Talking about his training and how he has honed his skill over the years, he says, “I have experimented a lot. But I would say that the training depends on the capability of the runner and the goal. For a sub-3-hour target, I kept to low volume running; for 2:45, it was slightly higher and for 2:41, it was high volume. The going gets tougher from here.” Preparing for NYC Marathon, Anubhav put in a mileage of 150-160 km per week at the peak of his training.
He also made a few changes in his daily diet which primarily consists of fruits and veggies. “That really helped. Two to three weeks prior to NYCM, I cut down on sugar,” says the 32-year-old who at times likes to indulge in cookies and cakes. “I do have a sweet tooth,” says the true Bong who has lived across India.

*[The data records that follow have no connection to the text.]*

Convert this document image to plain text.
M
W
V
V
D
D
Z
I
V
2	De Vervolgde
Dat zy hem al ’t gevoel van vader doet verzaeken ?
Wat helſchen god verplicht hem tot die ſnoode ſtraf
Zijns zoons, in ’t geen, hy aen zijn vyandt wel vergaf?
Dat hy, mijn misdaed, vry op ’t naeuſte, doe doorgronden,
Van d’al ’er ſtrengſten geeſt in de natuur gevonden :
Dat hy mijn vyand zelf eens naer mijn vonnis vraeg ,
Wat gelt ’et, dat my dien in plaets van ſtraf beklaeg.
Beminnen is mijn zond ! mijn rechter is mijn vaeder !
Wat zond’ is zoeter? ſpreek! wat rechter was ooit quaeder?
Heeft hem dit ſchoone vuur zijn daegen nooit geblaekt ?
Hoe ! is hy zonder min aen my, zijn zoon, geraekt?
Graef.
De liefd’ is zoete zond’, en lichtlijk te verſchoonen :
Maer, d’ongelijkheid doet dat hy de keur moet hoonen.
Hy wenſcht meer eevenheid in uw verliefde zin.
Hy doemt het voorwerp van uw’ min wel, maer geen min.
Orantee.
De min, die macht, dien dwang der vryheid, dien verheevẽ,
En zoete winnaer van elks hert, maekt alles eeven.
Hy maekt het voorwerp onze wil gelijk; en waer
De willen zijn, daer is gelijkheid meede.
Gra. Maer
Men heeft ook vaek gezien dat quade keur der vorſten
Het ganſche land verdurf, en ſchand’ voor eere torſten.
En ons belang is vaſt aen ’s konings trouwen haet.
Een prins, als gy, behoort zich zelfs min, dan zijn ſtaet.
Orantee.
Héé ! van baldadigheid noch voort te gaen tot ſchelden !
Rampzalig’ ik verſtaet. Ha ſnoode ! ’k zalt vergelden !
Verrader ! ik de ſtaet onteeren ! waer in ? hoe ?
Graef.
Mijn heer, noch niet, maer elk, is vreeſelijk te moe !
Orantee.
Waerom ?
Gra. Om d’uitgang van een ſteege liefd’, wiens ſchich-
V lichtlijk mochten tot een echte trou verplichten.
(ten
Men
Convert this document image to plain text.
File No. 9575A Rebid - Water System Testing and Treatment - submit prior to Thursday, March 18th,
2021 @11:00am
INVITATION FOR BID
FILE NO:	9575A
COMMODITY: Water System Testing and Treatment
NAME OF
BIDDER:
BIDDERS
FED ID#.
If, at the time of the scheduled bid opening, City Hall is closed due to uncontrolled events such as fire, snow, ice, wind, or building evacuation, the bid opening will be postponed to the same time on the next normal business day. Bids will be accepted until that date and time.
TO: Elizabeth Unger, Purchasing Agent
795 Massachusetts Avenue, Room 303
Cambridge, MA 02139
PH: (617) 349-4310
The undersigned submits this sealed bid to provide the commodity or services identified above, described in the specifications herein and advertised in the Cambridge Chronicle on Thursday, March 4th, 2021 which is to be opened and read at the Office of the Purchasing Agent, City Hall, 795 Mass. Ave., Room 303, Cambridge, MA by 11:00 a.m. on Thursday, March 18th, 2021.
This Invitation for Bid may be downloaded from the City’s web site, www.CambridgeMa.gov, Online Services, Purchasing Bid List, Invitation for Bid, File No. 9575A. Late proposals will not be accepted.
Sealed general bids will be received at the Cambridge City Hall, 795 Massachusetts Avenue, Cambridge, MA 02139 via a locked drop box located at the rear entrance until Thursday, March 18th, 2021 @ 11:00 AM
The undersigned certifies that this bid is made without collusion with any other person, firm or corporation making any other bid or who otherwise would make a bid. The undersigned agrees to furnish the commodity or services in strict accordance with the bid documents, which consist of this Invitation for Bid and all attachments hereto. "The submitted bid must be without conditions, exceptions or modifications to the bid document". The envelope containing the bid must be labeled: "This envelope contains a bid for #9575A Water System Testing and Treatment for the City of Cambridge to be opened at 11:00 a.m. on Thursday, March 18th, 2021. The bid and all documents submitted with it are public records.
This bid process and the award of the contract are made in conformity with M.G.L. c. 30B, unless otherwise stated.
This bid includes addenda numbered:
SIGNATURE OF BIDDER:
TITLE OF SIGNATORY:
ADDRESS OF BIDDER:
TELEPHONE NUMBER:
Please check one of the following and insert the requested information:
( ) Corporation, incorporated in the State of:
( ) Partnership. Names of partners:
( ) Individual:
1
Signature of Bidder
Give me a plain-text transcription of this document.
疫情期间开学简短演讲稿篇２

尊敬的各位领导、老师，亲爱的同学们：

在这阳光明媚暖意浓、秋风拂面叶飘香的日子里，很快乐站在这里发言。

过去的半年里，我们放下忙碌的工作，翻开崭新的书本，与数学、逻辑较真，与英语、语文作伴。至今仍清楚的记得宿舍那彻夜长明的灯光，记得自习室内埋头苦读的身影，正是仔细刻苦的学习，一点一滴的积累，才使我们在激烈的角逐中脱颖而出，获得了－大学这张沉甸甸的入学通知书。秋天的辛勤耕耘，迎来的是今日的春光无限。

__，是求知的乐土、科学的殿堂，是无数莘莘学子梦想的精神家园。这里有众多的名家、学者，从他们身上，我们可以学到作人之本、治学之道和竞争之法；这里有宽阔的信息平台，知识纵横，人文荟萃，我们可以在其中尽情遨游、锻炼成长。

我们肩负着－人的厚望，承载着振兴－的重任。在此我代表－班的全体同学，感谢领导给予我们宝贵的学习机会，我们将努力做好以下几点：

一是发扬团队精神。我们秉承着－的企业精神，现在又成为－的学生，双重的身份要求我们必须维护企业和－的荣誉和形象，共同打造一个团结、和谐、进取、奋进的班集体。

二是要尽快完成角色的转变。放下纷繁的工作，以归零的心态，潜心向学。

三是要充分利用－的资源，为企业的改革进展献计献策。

An engineer with a Master’s degree in business, he served Fortune 500 clients for several years before starting his coaching academy Athloft. After having diverse experiences in endurance sports, including multi-stage tours (MTB / Road), marathons, triathlons, individual time trials, road races and circuit races, he took up full-time coaching in running, cycling and triathlon. Athloft supports an individual’s fitness and performance goals through focused programmes and proven training methods. “We organise interactions with mentors, and also conduct online Q&A sessions. We talk about nutrition, recovery etc,” says he, adding, “We make the training plan according to the individual’s passion and commitment. The mentee must also have an open mind. It does not work out unless we communicate effectively,” says the ace marathoner.
A podium finisher in most races in India, he ended the year on a high note, clocking 1:30 at Tata Steel Kolkata 25k. Another stellar performance by this star runner.